Bei dieser Gelegenheit dürften eine Reihe von Skizzen und Studien entstanden sein, die Beethoven auf dem Totenbett zeigen und die für Danhauser eine besondere persönliche Bedeutung hatten. So behielt der Maler seine Ölskizzen, die Beethovens Kopf zeigen, bis zu seinem eigenen Tod in seinem Besitz und verwahrte auch das Negativ der Beethoven'schen Totenmaske sehr sorgfältig.

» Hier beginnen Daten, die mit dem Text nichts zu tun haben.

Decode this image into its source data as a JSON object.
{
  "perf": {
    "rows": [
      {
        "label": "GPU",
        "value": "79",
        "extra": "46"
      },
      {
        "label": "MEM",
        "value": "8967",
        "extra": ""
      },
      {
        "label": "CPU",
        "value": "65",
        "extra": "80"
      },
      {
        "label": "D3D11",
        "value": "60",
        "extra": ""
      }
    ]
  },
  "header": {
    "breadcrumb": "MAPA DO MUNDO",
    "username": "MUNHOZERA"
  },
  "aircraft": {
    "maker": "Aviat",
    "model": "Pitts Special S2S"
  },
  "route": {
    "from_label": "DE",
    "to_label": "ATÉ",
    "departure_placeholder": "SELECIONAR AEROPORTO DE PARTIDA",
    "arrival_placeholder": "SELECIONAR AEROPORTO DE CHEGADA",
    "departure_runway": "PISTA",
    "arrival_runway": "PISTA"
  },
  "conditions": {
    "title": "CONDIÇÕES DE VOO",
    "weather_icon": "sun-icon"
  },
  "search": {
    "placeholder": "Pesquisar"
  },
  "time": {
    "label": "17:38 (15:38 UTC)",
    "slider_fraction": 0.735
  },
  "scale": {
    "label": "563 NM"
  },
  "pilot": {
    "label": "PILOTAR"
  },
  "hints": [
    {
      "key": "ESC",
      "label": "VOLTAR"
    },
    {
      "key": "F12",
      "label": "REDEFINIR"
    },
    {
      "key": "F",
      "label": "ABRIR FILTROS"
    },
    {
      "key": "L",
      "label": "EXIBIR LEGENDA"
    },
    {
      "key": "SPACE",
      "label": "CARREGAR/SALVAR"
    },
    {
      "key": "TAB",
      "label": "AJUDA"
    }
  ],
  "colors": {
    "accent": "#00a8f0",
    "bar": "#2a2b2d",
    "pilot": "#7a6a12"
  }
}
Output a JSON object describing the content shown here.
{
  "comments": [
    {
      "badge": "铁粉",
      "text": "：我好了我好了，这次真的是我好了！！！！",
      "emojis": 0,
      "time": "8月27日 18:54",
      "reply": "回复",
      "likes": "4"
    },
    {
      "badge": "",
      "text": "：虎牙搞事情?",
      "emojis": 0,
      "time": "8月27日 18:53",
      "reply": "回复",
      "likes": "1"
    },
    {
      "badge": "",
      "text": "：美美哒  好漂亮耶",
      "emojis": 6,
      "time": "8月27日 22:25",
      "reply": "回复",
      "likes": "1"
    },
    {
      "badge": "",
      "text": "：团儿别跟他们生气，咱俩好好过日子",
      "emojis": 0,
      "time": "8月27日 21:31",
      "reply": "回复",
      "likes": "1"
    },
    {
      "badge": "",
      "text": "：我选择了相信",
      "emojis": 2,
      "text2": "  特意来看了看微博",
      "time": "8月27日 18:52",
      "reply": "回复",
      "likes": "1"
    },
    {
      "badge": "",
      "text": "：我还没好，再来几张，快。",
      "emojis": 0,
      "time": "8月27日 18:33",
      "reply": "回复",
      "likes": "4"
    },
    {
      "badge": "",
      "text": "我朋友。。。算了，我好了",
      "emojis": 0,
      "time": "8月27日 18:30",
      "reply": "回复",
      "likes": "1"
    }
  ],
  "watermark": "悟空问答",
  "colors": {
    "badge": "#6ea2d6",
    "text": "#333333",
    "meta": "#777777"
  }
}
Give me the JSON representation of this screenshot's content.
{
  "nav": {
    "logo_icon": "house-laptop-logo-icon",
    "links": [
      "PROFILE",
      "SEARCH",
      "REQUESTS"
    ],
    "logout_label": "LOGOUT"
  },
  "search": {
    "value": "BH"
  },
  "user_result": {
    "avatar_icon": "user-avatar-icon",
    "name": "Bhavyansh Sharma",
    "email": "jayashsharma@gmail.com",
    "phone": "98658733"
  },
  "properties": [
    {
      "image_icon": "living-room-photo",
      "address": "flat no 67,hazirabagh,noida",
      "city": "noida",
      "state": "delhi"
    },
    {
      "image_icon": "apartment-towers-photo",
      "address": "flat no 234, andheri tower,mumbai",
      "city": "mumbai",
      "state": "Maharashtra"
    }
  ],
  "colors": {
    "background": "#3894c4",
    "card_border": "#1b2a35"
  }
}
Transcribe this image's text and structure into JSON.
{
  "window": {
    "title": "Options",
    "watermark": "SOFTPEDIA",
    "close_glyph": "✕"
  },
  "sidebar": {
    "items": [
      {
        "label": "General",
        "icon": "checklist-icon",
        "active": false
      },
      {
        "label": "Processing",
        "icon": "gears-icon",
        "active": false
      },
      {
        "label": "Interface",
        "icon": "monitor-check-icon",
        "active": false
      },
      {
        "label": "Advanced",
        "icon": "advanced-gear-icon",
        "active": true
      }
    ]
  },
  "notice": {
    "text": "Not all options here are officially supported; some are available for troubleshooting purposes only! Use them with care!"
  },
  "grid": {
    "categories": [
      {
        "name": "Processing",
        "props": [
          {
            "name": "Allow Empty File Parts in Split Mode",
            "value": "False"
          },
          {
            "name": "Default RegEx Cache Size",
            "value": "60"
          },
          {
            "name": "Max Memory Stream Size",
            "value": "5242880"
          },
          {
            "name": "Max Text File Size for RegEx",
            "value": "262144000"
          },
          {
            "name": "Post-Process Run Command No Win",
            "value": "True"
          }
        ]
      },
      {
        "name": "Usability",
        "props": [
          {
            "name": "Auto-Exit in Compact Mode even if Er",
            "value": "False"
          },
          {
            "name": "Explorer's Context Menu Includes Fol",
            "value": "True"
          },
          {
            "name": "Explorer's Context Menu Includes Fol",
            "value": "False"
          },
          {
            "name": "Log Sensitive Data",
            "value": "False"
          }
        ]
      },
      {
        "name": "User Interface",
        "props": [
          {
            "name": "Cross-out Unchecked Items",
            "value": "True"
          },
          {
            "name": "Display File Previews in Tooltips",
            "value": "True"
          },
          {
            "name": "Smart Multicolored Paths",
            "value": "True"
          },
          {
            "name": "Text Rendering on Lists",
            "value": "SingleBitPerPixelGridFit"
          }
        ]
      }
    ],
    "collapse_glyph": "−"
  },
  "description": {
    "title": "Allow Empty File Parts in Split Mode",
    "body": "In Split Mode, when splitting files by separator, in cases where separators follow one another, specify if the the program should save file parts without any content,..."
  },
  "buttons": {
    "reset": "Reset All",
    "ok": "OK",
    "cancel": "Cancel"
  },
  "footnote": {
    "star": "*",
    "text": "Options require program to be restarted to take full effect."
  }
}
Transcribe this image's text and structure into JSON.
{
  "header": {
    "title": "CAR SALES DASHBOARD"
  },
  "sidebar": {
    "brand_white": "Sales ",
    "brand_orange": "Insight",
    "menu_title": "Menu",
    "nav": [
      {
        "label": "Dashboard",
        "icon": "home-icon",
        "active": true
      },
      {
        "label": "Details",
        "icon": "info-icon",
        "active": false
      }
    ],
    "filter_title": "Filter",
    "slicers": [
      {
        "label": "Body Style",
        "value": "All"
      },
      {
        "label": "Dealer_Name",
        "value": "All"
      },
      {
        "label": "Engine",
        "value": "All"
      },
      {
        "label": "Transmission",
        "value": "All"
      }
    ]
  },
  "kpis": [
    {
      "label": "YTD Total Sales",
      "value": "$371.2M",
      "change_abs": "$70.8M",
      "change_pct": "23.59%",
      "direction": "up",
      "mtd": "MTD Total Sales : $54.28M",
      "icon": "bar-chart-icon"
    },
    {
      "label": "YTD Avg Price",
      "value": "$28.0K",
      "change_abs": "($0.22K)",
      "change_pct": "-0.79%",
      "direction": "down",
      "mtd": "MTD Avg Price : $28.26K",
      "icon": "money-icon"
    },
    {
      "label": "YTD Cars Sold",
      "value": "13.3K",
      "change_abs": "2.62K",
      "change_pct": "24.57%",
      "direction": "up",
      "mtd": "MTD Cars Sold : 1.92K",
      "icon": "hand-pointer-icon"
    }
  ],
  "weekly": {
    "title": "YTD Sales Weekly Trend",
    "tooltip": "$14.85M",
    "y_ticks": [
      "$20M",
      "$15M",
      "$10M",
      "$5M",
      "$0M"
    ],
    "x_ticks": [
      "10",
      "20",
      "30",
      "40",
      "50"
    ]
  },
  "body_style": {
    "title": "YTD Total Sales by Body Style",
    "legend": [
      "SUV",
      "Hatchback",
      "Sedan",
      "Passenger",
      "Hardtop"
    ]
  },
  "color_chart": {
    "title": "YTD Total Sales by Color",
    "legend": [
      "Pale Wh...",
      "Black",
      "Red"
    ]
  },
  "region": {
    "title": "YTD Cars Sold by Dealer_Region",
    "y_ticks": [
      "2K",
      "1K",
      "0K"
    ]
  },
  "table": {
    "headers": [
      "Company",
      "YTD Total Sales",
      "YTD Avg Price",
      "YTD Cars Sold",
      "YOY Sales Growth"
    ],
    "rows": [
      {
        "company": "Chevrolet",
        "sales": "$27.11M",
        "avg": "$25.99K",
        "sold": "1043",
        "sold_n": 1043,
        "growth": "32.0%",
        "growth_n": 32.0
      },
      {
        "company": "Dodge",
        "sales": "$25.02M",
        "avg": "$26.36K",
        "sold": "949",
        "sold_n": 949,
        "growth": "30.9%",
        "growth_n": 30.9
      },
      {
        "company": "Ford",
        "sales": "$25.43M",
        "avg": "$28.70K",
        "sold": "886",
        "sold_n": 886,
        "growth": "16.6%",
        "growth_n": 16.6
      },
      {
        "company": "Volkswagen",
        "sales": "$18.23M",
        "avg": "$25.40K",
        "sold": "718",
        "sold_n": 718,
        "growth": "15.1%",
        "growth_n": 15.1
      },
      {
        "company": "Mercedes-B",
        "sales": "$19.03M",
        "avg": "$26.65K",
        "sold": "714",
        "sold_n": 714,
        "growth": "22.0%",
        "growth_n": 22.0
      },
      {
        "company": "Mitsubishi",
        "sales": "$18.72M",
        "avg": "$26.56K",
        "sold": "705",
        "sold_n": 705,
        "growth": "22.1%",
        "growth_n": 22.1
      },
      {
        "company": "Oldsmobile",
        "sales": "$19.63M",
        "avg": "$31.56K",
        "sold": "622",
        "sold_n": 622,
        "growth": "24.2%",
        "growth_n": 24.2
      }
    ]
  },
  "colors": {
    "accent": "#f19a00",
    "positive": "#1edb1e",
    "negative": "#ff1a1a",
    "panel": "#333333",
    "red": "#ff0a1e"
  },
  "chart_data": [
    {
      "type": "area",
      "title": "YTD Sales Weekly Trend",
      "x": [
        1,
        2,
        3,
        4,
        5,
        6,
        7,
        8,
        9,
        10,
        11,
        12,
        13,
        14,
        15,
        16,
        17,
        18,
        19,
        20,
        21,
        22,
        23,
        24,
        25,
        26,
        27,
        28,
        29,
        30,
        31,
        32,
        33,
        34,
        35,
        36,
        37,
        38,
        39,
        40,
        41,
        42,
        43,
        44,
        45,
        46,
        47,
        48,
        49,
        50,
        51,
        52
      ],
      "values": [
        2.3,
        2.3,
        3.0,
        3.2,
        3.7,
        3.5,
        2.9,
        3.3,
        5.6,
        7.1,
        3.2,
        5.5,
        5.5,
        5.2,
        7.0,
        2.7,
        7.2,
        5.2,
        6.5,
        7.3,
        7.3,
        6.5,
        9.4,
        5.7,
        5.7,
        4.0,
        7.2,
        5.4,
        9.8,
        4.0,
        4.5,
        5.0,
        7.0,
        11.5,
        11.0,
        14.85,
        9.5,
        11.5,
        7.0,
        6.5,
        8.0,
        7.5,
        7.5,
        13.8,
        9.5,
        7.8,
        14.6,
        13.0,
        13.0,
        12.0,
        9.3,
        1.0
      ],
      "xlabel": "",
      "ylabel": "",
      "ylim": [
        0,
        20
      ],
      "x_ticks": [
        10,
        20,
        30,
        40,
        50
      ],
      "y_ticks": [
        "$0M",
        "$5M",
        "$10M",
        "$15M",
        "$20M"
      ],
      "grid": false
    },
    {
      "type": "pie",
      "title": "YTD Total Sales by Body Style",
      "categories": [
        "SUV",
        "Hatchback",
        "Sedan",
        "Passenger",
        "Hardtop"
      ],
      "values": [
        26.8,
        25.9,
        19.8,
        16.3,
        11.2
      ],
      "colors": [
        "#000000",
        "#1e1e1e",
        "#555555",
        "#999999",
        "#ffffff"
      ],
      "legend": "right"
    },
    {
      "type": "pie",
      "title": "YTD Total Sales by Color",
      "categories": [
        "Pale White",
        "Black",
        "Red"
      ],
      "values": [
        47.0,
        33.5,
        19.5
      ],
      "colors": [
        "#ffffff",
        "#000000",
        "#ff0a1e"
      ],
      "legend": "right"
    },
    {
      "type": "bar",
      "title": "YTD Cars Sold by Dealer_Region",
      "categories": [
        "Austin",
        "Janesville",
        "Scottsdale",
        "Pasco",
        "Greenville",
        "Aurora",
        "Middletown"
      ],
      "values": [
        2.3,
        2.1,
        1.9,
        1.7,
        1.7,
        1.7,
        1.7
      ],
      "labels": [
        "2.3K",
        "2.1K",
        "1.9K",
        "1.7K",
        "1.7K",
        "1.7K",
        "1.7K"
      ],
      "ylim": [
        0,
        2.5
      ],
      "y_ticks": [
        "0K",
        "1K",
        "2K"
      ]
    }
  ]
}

Wie wichtig die Beschäftigung mit dem Portrait Beethovens auch für das künstlerische Schaffen Josef Danhausers war, ist schließlich an der Beethoven-Büste ablesbar, die er im Frühjahr 1827 schuf, d.h. unmittelbar im Anschluß an seine Darstellungen des toten Komponisten. Dieses Portrait Beethovens - das einzige vollplastische Werk unter den Arbeiten Danhausers - sollte ursprünglich unter Verwendung der Lebend- und Totenmaske des Komponisten gestaltet werden. Danhauser änderte seine Absicht jedoch und gab die Gesichtszüge Beethovens statt dessen in deutlich idealisierender Form wieder. Damit entsprach seine Plastik ganz dem Geschmack der Zeitgenossen, und ihr Schöpfer gelangte in Wien rasch zu größerer Anerkennung. (S.B.)